NOTICE OF APPEAL FILED IN REDSKINS TRADEMARK CASE
WASHINGTON – The plaintiffs in the Washington Redskins trademark case have filed the notice of appeal that will carry their case forward following the October ruling against them, Suzan Shown Harjo said.
The last day for filing the notice with the U.S. Court of Appeals for the District of Columbia was Oct. 31. The next step will be to file a brief in the appeal.
Norm D. St. Landau, a trade-marks attorney with Drinker, Biddle and Reath in Philadelphia, will work on the appeal along with Michael Lindsay of Dorsey & Whitney, the plaintiffs’ longtime attorney of record in the case. Lindsay and company won a unanimous ruling against the Redskins’ trademarks from the Trial Trademark and Appeal Board in 1999. The board found the Washington Redskins’ family of football trademarks disparaging to Indians. Judge Colleen Kollar-Kotelly overturned it on Oct. 1, ruling that the case had been filed too long after the trademarks’ issuance in 1967 and that the board’s findings were inadequate to cancel the trademark protections of the team’s name, logo and related properties.

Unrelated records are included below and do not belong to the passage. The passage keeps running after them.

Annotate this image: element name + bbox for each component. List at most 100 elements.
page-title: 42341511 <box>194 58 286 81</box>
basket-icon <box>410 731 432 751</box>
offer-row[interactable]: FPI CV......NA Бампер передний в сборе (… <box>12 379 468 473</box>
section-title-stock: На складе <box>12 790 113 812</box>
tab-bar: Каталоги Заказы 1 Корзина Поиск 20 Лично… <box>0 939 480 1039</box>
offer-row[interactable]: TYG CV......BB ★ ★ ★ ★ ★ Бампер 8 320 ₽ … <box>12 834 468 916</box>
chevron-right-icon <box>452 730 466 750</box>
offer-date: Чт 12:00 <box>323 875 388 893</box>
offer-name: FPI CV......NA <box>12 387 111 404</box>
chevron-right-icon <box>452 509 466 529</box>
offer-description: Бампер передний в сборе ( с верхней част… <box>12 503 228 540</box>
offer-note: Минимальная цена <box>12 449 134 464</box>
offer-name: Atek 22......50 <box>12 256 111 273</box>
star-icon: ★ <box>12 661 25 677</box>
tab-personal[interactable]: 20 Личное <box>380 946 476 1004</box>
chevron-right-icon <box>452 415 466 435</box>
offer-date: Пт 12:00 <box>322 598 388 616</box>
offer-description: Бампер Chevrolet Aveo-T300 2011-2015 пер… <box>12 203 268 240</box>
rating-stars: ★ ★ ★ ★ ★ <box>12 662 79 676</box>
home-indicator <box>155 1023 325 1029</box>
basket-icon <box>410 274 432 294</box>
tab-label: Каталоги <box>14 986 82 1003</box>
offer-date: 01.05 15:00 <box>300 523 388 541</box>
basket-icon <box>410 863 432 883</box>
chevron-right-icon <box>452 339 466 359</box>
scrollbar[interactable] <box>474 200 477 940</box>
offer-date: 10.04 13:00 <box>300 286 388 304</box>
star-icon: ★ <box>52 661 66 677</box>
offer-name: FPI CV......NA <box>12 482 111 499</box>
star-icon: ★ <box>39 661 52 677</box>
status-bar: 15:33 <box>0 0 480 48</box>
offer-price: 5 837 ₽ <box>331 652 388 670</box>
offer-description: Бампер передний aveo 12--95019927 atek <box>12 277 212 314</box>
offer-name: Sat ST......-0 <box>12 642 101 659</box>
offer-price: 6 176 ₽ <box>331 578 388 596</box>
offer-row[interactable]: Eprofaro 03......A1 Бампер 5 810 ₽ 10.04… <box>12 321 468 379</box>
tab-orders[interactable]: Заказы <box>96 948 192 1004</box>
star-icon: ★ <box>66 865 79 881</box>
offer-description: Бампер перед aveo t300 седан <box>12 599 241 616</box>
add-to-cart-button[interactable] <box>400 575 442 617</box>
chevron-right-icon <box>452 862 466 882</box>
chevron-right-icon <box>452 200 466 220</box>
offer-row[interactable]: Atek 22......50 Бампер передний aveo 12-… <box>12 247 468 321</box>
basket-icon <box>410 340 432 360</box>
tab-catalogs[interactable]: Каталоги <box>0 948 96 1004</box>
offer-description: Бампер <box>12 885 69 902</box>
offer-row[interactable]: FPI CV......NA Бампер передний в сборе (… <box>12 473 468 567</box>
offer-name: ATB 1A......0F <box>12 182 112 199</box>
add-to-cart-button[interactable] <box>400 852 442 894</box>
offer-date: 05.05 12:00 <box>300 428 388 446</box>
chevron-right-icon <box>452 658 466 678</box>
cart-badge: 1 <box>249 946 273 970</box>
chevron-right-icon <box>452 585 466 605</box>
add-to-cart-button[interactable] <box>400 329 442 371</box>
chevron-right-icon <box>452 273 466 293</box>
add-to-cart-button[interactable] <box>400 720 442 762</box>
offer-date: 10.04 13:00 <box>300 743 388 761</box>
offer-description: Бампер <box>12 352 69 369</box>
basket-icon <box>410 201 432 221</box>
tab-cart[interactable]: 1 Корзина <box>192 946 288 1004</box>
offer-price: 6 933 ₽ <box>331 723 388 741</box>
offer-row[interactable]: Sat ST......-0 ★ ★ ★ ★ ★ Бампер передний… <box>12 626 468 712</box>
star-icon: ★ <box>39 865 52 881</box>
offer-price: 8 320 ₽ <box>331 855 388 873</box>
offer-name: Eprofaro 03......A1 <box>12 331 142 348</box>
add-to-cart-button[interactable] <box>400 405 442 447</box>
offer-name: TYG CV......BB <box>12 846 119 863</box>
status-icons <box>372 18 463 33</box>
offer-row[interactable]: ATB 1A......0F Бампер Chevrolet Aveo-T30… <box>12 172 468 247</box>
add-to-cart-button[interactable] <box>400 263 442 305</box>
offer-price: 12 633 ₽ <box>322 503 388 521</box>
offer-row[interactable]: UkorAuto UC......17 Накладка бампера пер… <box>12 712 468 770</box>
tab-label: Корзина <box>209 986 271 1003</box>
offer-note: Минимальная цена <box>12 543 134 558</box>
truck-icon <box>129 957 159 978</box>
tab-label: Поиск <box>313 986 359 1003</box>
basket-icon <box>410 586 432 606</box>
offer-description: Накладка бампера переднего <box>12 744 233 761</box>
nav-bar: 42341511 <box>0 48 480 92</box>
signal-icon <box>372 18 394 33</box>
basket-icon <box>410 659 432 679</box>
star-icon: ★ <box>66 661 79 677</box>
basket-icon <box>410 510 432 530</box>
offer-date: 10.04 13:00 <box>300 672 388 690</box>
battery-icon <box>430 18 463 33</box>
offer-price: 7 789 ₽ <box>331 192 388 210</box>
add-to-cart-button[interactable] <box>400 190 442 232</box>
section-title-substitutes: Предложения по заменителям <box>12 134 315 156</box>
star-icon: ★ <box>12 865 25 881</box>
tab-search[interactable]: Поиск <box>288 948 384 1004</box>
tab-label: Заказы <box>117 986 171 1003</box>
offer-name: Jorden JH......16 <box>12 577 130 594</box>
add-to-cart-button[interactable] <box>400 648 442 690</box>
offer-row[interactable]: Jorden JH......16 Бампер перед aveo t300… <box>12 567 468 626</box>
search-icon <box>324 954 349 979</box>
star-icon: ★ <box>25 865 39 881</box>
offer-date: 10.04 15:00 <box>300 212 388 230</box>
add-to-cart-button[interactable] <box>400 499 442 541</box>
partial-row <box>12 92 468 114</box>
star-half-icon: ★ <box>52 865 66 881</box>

St. Landau said the appeal will respectfully disagree with Kollar-Kotelly on the legal point behind her ruling on the delay in challenging the trademarks. Such Laches cases, as they are known in legal parlance, usually turn on whether the party claiming injury had relied on the party charged with delay, St. Landau said. In the current case, he added, the trademark owners did not rely on the litigants in any way.
St. Landau comes to the case through a colleague at Dorsey & Whitney. He teaches trademark law at Cornell University, where he has made almost full-day presentations on the case for the past four years, he said. He finds it an interesting case for attorneys. “You’re trying to prove what a group of people believes or does not believe.”
In addition, the Indian cause is a just one in his view and he looks forward to renewing a long-standing interest in public service litigation.
MMS FINDS MISSING ROYALTIES, ORDERS PAYMENT
WASHINGTON – The Minerals Management Service has discovered approximately $2 million missing in royalties due to tribes and individual Indians, and ordered payments in that amount from several oil and gas companies.
A Nov. 5 release from MMS’ parent department, Interior, did not identify the oil and gas companies. The shortfall turned up as a result of a routine audit, the release stated.
The discovery and payment order comes after a year of MMS outreach to tribes described as “the most extensive … we’ve ever done” by Lucy Querques Denett, MMS associate director for minerals revenue management. The agency, established in 1982, was responding to the greatest number of inquiries it has received since it began to keep records. It claims to have settled 6,900 inquiries from individual Indians in the past year.
MMS collects, verifies and distributes mineral revenues derived from federal lands, including Indian trust lands. The BIA disburses MMS Indian revenue distributions through the tribal and Individual Indian Money trust accounts.
Mineral revenues, their collection, accounting and distribution are among the numerous revenue streams at issue in the current trust funds reform lawsuit. The court in the case has ordered a comprehensive historical accounting of the IIM trust. The Interior Department, which is implicated through the federal trust responsibility to tribes, plans to appeal the decision. Congress has legislated a one-year moratorium on the court ordered accounting. Alternative resolutions are under consideration in the Senate and the House of Representatives.
SENATE ACTION CANCELS COMMITTEE MARK-UP ON PROBATE
WASHINGTON – National judicial politics spilled over into Indian country as the Senate canceled all committee meetings, including a Senate Committee on Indian Affairs business meeting scheduled for Nov. 13.
Senate committee meetings take place on “unanimous consent” votes that are so routine the public rarely hears of them. But with 30 hours of floor debate scheduled on embattled federal judicial nominees, Democrats signaled that they would withhold their consent for the Nov. 13 meetings. The meetings were then cancelled Nov. 12 on a seldom-used scheduling technicality. All hands would be on deck for the judicial debate.
Among the Indian committee’s delayed points of business is a probate reform bill, proposed amendments to the Indian Gaming Regulatory Act, and “sense of the Senate” resolutions on trust funds reform and the restoration of federal recognition for the Confederated Tribes of the Grand Ronde Community in Oregon. The four measures had been scheduled for “markup,” congressional jargon for the version of a bill that reflects the nuts and-bolts detail work that has gone into it since its introduction.
It is unclear how long Congress will remain in session before its customary recess between Thanksgiving and New Year’s. Whether the SCIA business meeting can be rescheduled before the recess is also unclear; the schedule gives “near future” as a new meeting date.